The researchers used multiple waves of data to look at differences in how parental warmth and young adult depression correlate over time. They considered differences between mothers and fathers and differences in the child’s gender, but the data consistently told the same story: warmth matters.

Parental warmth was not a panacea, however. The researchers said that, before the study, they thought that parental warmth during adolescence might be associated with lower depression during young adulthood. But while parental warmth during adolescence was associated with lower depression for 19-year-old individuals, it was not correlated with depression once those children grew to be 23 or 25. Instead, sustained parental warmth during young adulthood was a key factor in these later early-adult years.

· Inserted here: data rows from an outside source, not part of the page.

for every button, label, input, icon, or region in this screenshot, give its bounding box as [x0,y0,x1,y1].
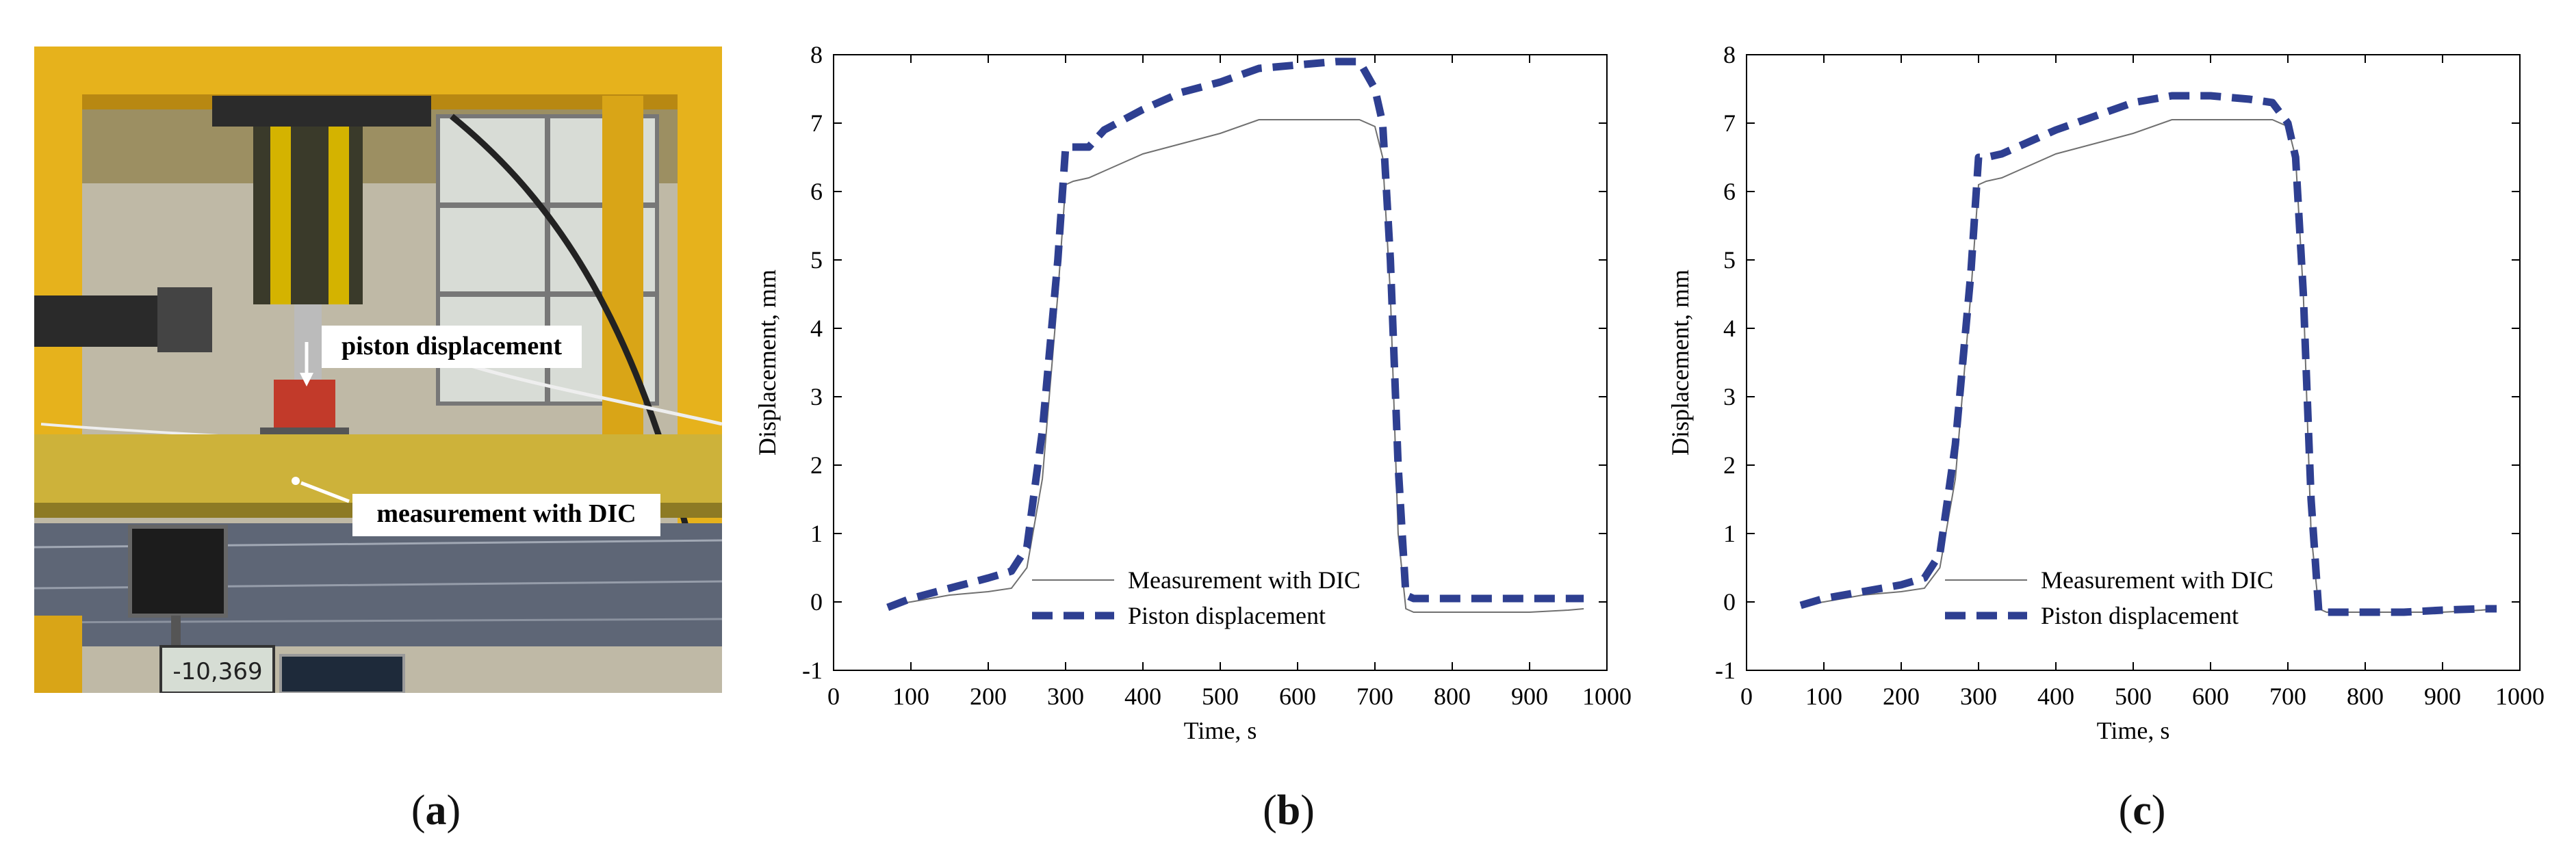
x-tick-label: 700 [2269,683,2306,710]
legend-dic-label: Measurement with DIC [2041,566,2274,594]
y-axis-label: Displacement, mm [1666,269,1694,456]
dic-callout-box [352,494,660,536]
y-tick-label: 1 [1723,520,1736,547]
y-tick-label: 3 [1723,383,1736,410]
x-tick-label: 400 [2037,683,2074,710]
y-axis-label: Displacement, mm [754,269,781,456]
y-tick-label: 5 [810,246,823,274]
y-tick-label: 0 [810,588,823,616]
x-tick-label: 600 [2192,683,2229,710]
x-tick-label: 800 [2347,683,2384,710]
y-tick-label: 2 [810,451,823,479]
x-tick-label: 600 [1279,683,1316,710]
x-tick-label: 200 [970,683,1007,710]
y-tick-label: 6 [810,178,823,205]
x-tick-label: 800 [1434,683,1471,710]
dic-callout: measurement with DIC [376,499,636,528]
x-tick-label: 900 [2424,683,2461,710]
dic-point [292,477,300,485]
x-tick-label: 0 [827,683,840,710]
series-piston-displacement-line [1799,92,2497,616]
y-tick-label: 7 [1723,109,1736,137]
y-tick-label: 8 [1723,41,1736,68]
legend-piston-label: Piston displacement [1128,602,1326,629]
series-dic-measurement-line [1800,119,2497,613]
test-setup-photo: -10,369 piston displacement measurement … [34,47,722,693]
piston-callout-box [322,326,582,368]
x-tick-label: 500 [2115,683,2152,710]
y-tick-label: -1 [802,657,823,684]
x-tick-label: 0 [1740,683,1753,710]
x-axis-label: Time, s [1184,717,1257,744]
series-piston-displacement-line [886,57,1584,611]
y-tick-label: 5 [1723,246,1736,274]
x-tick-label: 700 [1356,683,1393,710]
y-tick-label: -1 [1715,657,1736,684]
legend-dic-label: Measurement with DIC [1128,566,1361,594]
x-axis-label: Time, s [2097,717,2170,744]
legend-piston-label: Piston displacement [2041,602,2239,629]
y-tick-label: 1 [810,520,823,547]
y-tick-label: 4 [1723,315,1736,342]
y-tick-label: 0 [1723,588,1736,616]
x-tick-label: 300 [1047,683,1084,710]
chart-c: 0 100 200 300 400 500 600 700 800 900 1000-1012345… [1666,41,2545,744]
panel-label-c: (c) [2118,787,2166,834]
x-tick-label: 200 [1883,683,1920,710]
y-tick-label: 2 [1723,451,1736,479]
x-tick-label: 900 [1511,683,1548,710]
piston-callout: piston displacement [342,332,562,360]
chart-b: 0 100 200 300 400 500 600 700 800 900 1000-1012345… [754,41,1632,744]
x-tick-label: 1000 [1582,683,1632,710]
y-tick-label: 7 [810,109,823,137]
y-tick-label: 6 [1723,178,1736,205]
x-tick-label: 100 [1805,683,1842,710]
x-tick-label: 100 [892,683,929,710]
x-tick-label: 500 [1202,683,1239,710]
panel-label-a: (a) [411,787,461,834]
y-tick-label: 8 [810,41,823,68]
x-tick-label: 300 [1960,683,1997,710]
series-dic-measurement-line [887,119,1584,613]
x-tick-label: 1000 [2495,683,2545,710]
dic-arrow [300,481,350,503]
y-tick-label: 4 [810,315,823,342]
y-tick-label: 3 [810,383,823,410]
piston-arrow-head [300,373,313,386]
x-tick-label: 400 [1124,683,1161,710]
display-readout: -10,369 [172,658,262,685]
panel-label-b: (b) [1263,787,1315,834]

According to the researchers, this result indicates that parental warmth has an immediate impact on depression rather than fortifying someone for possible depression later in their development.

As a parent, Fosco said this research was very personal, and overall, the results surprised him.

“I really thought early experiences during adolescence would be more important and have a more enduring effect,” he said. “I underestimated the impact of more current and enduring parent and child relationships.”

Little is known about how to parent adult children, according to Fosco.

“All of our attention goes into parenting kids when they are at home, but the reality is that young adults spend a lot of time with their parents — more now than in past generations,” he said. “We don’t know enough about the role that parents play in supporting success in their adult children’s lives. It’s an important time to support them, and we’re still learning about how we can do our best as parents.”

Mark Feinberg, research professor of health and human development at Penn State, also contributed to this research. The study was supported by the Edna Bennett Pierce Prevention Research Center.